Gulf trio pull Qatar ambassadors – why now?
Dr. Theodore Karasik
Today, Saudi Arabia, Bahrain and the UAE withdrew their ambassadors from Qatar. The statement from SPA stated that Qatar had not lived up to its agreements with the rest of the GCC states (from November 2013) regarding “among them and committing to principles of non-interference in the internal affairs of other GCC countries and not supporting anyone who threatens the security and stability of GCC countries including organizations and individuals and not supporting the antagonistic media.” There are several significant reasons for this abrupt and sudden action.
First, Doha continues to support the Muslim Brotherhood (Ikhwan). Ever since the ascension of Emir Tamim, and much to the chagrin of the rest of the GCC, the Qatari government is continuing to support all vestiges of the Ikhwan. Ikhwan institutions continue to function in Doha including associations and commercial entities.
Over at Asharq Alawsat, Abdulrahman al-Rashed offers his take on the issue. While less wide-ranging, he offers somewhat more depth.
In a surprise move and somewhat against the interest of Gulf Cooperation Council unity, Saudi Arabia, Bahrain, and the UAE have withdrawn their ambassadors from Qatar. The reasons stated, according to this piece in Arab News based on news agency reports, is that Qatar is not getting with the program of toning down Islamic extremism in places like Syria. In particular, Qatar’s support of the Muslim Brotherhood runs counter to the policies of many of the GCC states. Also, by allowing people like the cleric Yusuf Qaradawi, resident in Qatar, to criticize the workings of individual state governments, Qatar is violating the rule about interfering in member states’ internal affairs.
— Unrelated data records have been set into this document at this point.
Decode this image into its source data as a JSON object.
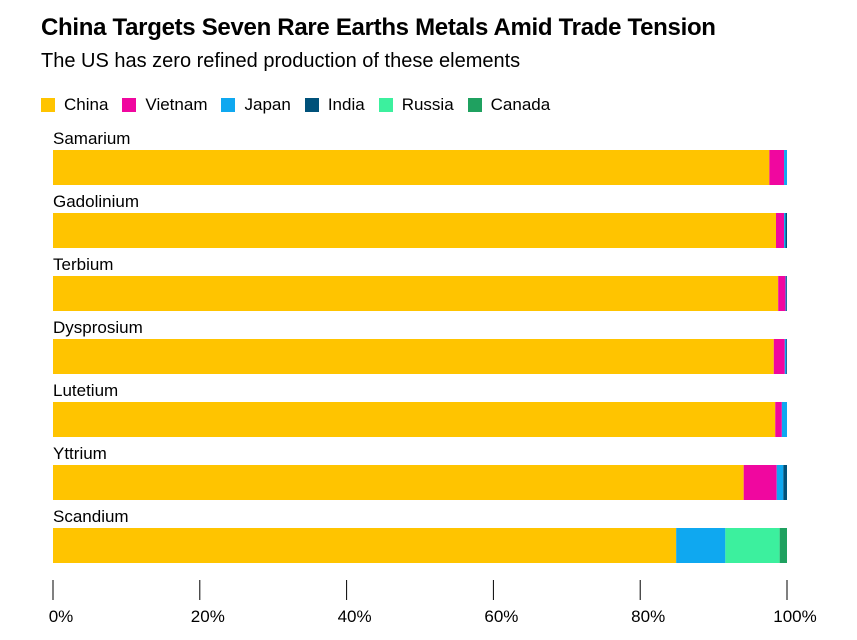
{
  "colors": {
    "China": "#FFC400",
    "Vietnam": "#F0079F",
    "Japan": "#0FA8F0",
    "India": "#00517A",
    "Russia": "#3CF09E",
    "Canada": "#1FA160"
  },
  "chart_data": {
    "type": "bar",
    "orientation": "horizontal",
    "stacked": true,
    "title": "China Targets Seven Rare Earths Metals Amid Trade Tension",
    "subtitle": "The US has zero refined production of these elements",
    "legend_position": "top-left",
    "categories": [
      "Samarium",
      "Gadolinium",
      "Terbium",
      "Dysprosium",
      "Lutetium",
      "Yttrium",
      "Scandium"
    ],
    "series": [
      {
        "name": "China",
        "values": [
          97.6,
          98.5,
          98.8,
          98.2,
          98.4,
          94.1,
          84.9
        ]
      },
      {
        "name": "Vietnam",
        "values": [
          2.0,
          1.1,
          1.0,
          1.5,
          0.9,
          4.5,
          0.0
        ]
      },
      {
        "name": "Japan",
        "values": [
          0.4,
          0.2,
          0.1,
          0.2,
          0.7,
          0.9,
          6.7
        ]
      },
      {
        "name": "India",
        "values": [
          0.0,
          0.2,
          0.1,
          0.1,
          0.0,
          0.5,
          0.0
        ]
      },
      {
        "name": "Russia",
        "values": [
          0.0,
          0.0,
          0.0,
          0.0,
          0.0,
          0.0,
          7.4
        ]
      },
      {
        "name": "Canada",
        "values": [
          0.0,
          0.0,
          0.0,
          0.0,
          0.0,
          0.0,
          1.0
        ]
      }
    ],
    "xlim": [
      0,
      100
    ],
    "x_ticks": [
      0,
      20,
      40,
      60,
      80,
      100
    ],
    "x_tick_labels": [
      "0%",
      "20%",
      "40%",
      "60%",
      "80%",
      "100%"
    ],
    "grid": false
  }
}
While not stated, I suspect the chronic irritation of Qatar-backed Al-Jazeera TV is also a factor.
RIYADH: Saudi Arabia, the United Arab Emirates (UAE) and Bahrain said on Wednesday they were withdrawing their ambassadors from Qatar because Doha had not implemented an agreement among Gulf Arab countries not to interfere in each others’ internal affairs.
The three Gulf Arab states followed what the local press described as a “stormy” late Tuesday meeting of foreign ministers from the six-nation Gulf Cooperation Council (GCC) in Riyadh.
In a joint statement, the three states said GCC members had signed an agreement on Nov. 23 not to back “anyone threatening the security and stability of the GCC whether as groups or individuals — via direct security work or through political influence, and not to support hostile media.”
Qatar had been a backer of the Muslim Brotherhood movement that is banned in most Gulf states.